Eine zunehmende Transparenz besteht bei den privaten Krankenversicherungen über die
Häufigkeit des Ansatzes bestimmter Abrechnungsziffern in bestimmten radiologischen
Praxen. Diese Transparenz nimmt zu, umso mehr Versicherte die Versicherung hat und
desto größer die radiologische Praxis ist. Weiß der Radiologe aus anderen Erstattungsverfahren
oder allgemein, dass eine einzelne private Krankenversicherung die Erstattung einer
oder mehrerer Abrechnungsnummern regelmäßig ablehnt, weil sie die medizinische Notwendigkeit
der Leistungserbringung oder den Leistungsumfang infrage stellt, dann hat der Radiologe
Kenntnis davon, jedenfalls aber hinreichende Anhaltspunkte dafür, dass eine Erstattungslücke
bei einer privaten Krankenversicherung besteht. Hierüber ist der Versicherte entsprechend
aufzuklären. Die Gerichte „schützen“ in diesen Fällen letztlich die rechtswidrige
Erstattungspraxis der privaten Krankenversicherungen und verhelfen dem Patienten nicht
zur Durchsetzung seiner berechtigten Leistungsansprüche gegenüber seinem Versicherer.
Fazit
Der Gesetzgeber hat den Radiologen wie auch anderen Ärzten das Risiko einer korrekten
wirtschaftlichen Aufklärung allein übertragen. Ziel der Gesetzgebung ist der Schutz
des Patienten. Dieser soll durch den behandelnden Arzt in die Lage versetzt werden,
finanziell selbstbestimmt an seiner ärztlichen Therapie und Untersuchung mitzuwirken
und darüber zu entscheiden. Mittelbar folgt daraus jedoch zugleich ein unberechtigter
Schutz der privaten Krankenversicherungen, die ihrerseits von Informations- und in
der Folge auch von Leistungspflichten befreit werden. Der Radiologe sollte sich bewusst
machen, dass er dieses Risiko durch geeignete Aufklärungsmaßnahmen beherrschen kann
und, dass er aufgrund der Rechtslage bei gerichtlichen Verfahren gegen einen Patienten
vor erheblichen Hindernissen stehen kann, wenn es um die Geltendmachung von Honoraren
geht, deren Erstattung die privaten Krankenversicherungen häufiger ablehnen.
Eine wirtschaftliche Aufklärung, die vor der Behandlung in Textform zu erfolgen hat,
bietet andererseits dem Radiologen einen wertvollen Vorteil. Der Patient weiß, welche
Kostenfolge für ihn persönlich entstehen kann. Er hat, wenn er später die Kostenerstattung
bei der privaten Krankenversicherung geltend macht, eine andere Erwartungshaltung
gegenüber seiner Versicherung. Aber selbst dann, wenn die private Krankenversicherung
am Ende unverändert an ihrer zweifelhaften Erstattungspraxis festhalten sollte, besteht
eine gesteigerte Chance, das ärztliche Honorar von dem Patienten zu erhalten.
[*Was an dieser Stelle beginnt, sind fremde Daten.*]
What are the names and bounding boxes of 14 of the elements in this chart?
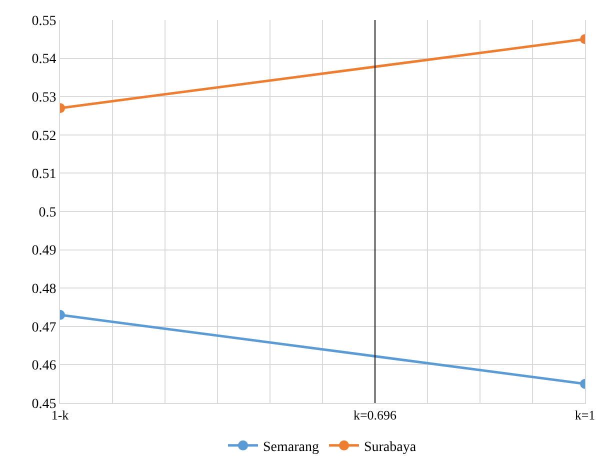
x-tick-label: k=0.696 <box>353 408 398 423</box>
y-tick-label: 0.5 <box>38 205 56 220</box>
legend-label: Surabaya <box>364 440 417 455</box>
y-tick-label: 0.55 <box>32 14 56 29</box>
y-tick-label: 0.48 <box>32 282 56 297</box>
y-tick-label: 0.46 <box>32 358 56 374</box>
y-tick-label: 0.53 <box>32 90 56 106</box>
legend-label: Semarang <box>263 440 319 455</box>
y-tick-label: 0.47 <box>32 320 56 336</box>
y-tick-label: 0.54 <box>32 52 56 68</box>
x-tick-label: k=1 <box>574 408 596 423</box>
y-tick-label: 0.49 <box>32 244 56 259</box>
y-tick-label: 0.52 <box>32 128 56 144</box>
y-tick-label: 0.51 <box>32 167 56 182</box>
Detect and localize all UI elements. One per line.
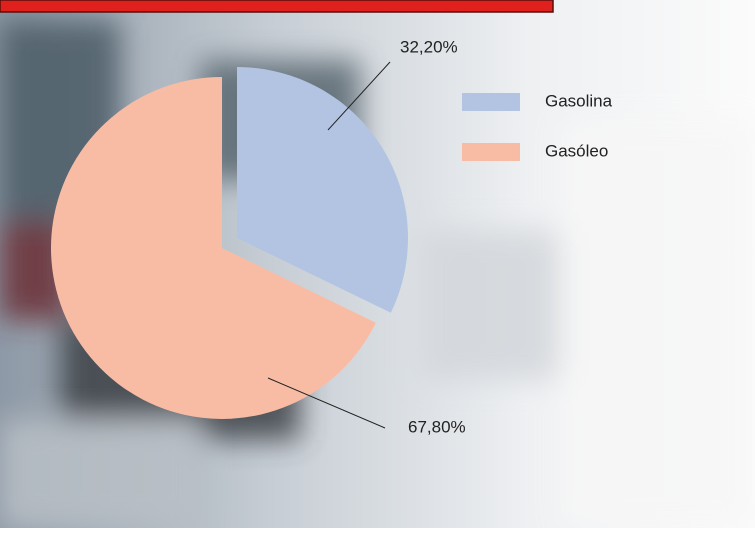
page: 32,20%67,80%GasolinaGasóleo (() => { con… bbox=[0, 0, 755, 533]
legend-swatch bbox=[462, 143, 520, 161]
value-label: 32,20% bbox=[400, 37, 458, 56]
chart: 32,20% 67,80% Gasolina Gasóleo bbox=[0, 0, 755, 528]
legend-swatch bbox=[462, 93, 520, 111]
header-bar bbox=[0, 0, 553, 12]
legend-label: Gasóleo bbox=[545, 141, 608, 160]
legend-label: Gasolina bbox=[545, 91, 613, 110]
value-label: 67,80% bbox=[408, 417, 466, 436]
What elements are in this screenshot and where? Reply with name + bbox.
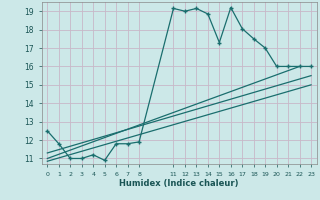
X-axis label: Humidex (Indice chaleur): Humidex (Indice chaleur) <box>119 179 239 188</box>
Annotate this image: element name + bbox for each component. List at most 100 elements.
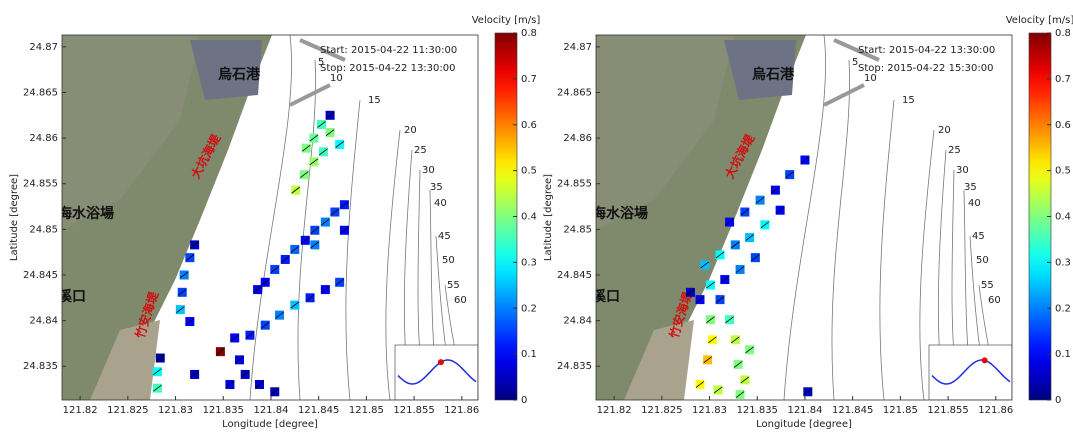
map-background: 烏石港頭城海水浴場竹安溪口大坑海堤竹安海堤5101520253035404550… [29,35,478,400]
y-tick-label: 24.855 [557,179,592,190]
y-tick-label: 24.85 [563,224,592,235]
contour-label: 15 [902,95,915,106]
contour-label: 10 [330,73,343,84]
velocity-arrow [185,318,195,325]
velocity-arrow [185,254,195,261]
velocity-arrow [751,254,760,261]
y-tick-label: 24.85 [29,224,58,235]
contour-label: 50 [442,255,455,266]
velocity-arrow [309,134,319,142]
colorbar-tick-label: 0.2 [521,303,537,314]
contour-label: 30 [956,165,969,176]
contour-label: 30 [422,165,435,176]
y-tick-label: 24.87 [563,42,592,53]
velocity-arrow [803,388,813,396]
tide-inset [394,344,478,400]
velocity-arrow [740,376,750,384]
x-tick-label: 121.845 [832,405,873,416]
velocity-arrow [281,256,290,263]
y-tick-label: 24.86 [563,133,592,144]
velocity-arrow [176,306,185,313]
velocity-arrow [290,246,300,253]
velocity-arrow [715,251,725,259]
y-tick-label: 24.865 [557,87,592,98]
time-annotation: Stop: 2015-04-22 13:30:00 [320,63,456,74]
velocity-arrow [300,171,309,178]
velocity-arrow [725,218,734,226]
velocity-arrow [325,111,335,119]
velocity-arrow [230,334,239,342]
velocity-arrow [715,296,725,303]
velocity-arrow [725,316,734,324]
contour-label: 20 [938,125,951,136]
x-tick-label: 121.855 [393,405,434,416]
y-tick-label: 24.835 [557,361,592,372]
velocity-arrow [190,241,199,249]
colorbar-tick-label: 0.2 [1055,303,1071,314]
velocity-arrow [731,336,740,344]
x-axis-label: Longitude [degree] [222,419,318,430]
velocity-arrow [745,234,754,241]
velocity-arrow [245,331,255,339]
tide-curve [397,359,477,385]
velocity-arrow [255,381,264,388]
velocity-arrow [330,208,340,216]
colorbar-tick-label: 0.6 [1055,120,1071,131]
x-tick-label: 121.85 [883,405,918,416]
velocity-arrow [695,296,705,303]
velocity-arrow [745,346,754,354]
velocity-arrow [700,261,710,269]
colorbar-tick-label: 0.4 [521,212,537,223]
velocity-arrow [225,381,235,388]
x-tick-label: 121.825 [641,405,682,416]
place-label: 頭城海水浴場 [30,205,114,222]
velocity-arrow [740,208,750,216]
colorbar-label: Velocity [m/s] [472,15,541,26]
velocity-arrow [235,356,244,364]
y-tick-label: 24.835 [23,361,58,372]
colorbar-tick-label: 0.4 [1055,212,1071,223]
velocity-arrow [301,236,310,244]
contour-label: 40 [968,198,981,209]
x-tick-label: 121.82 [597,405,632,416]
velocity-arrow [156,354,165,362]
x-tick-label: 121.84 [787,405,822,416]
contour-label: 25 [948,145,961,156]
colorbar-tick-label: 0.7 [1055,74,1071,85]
tide-inset [928,344,1012,400]
x-tick-label: 121.825 [107,405,148,416]
velocity-arrow [771,186,780,194]
place-label: 竹安溪口 [29,288,86,305]
x-tick-label: 121.86 [444,405,479,416]
velocity-arrow [321,286,330,293]
x-tick-label: 121.835 [203,405,244,416]
velocity-arrow [340,201,349,209]
y-tick-label: 24.845 [23,270,58,281]
velocity-arrow [735,391,745,398]
y-axis-label: Latitude [degree] [543,174,554,261]
contour-label: 25 [414,145,427,156]
time-annotation: Start: 2015-04-22 13:30:00 [858,45,995,56]
tide-curve [931,359,1011,385]
velocity-arrow [310,241,320,249]
velocity-arrow [325,129,335,136]
x-axis-label: Longitude [degree] [756,419,852,430]
colorbar-tick-label: 0.5 [521,166,537,177]
contour-label: 50 [976,255,989,266]
velocity-arrow [260,321,270,329]
colorbar-tick-label: 0.5 [1055,166,1071,177]
colorbar-tick-label: 0.8 [1055,28,1071,39]
velocity-arrow [190,371,199,378]
velocity-arrow [309,158,319,166]
velocity-arrow [775,206,785,214]
place-label: 頭城海水浴場 [564,205,648,222]
contour-label: 55 [981,280,994,291]
x-tick-label: 121.845 [298,405,339,416]
velocity-arrow [291,186,301,194]
place-label: 烏石港 [752,66,795,83]
contour-label: 10 [864,73,877,84]
colorbar-tick-label: 0.6 [521,120,537,131]
y-tick-label: 24.84 [563,316,592,327]
velocity-arrow [731,241,740,249]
Dieser
Anspruch besteht bei Erstattungslücken seitens des Radiologen nicht nur aus Rechtsgründen,
weil ein zivilrechtlicher Anspruch aus dem Behandlungsvertrag nach § 630a Abs. 1 BGB
besteht, sondern zugleich, weil der Radiologe von Anfang an auf ein mögliche Weigerung
der Kostenerstattung durch die private Krankenversicherung hingewiesen und der Patient
sich dennoch für die Leistung entschieden hat.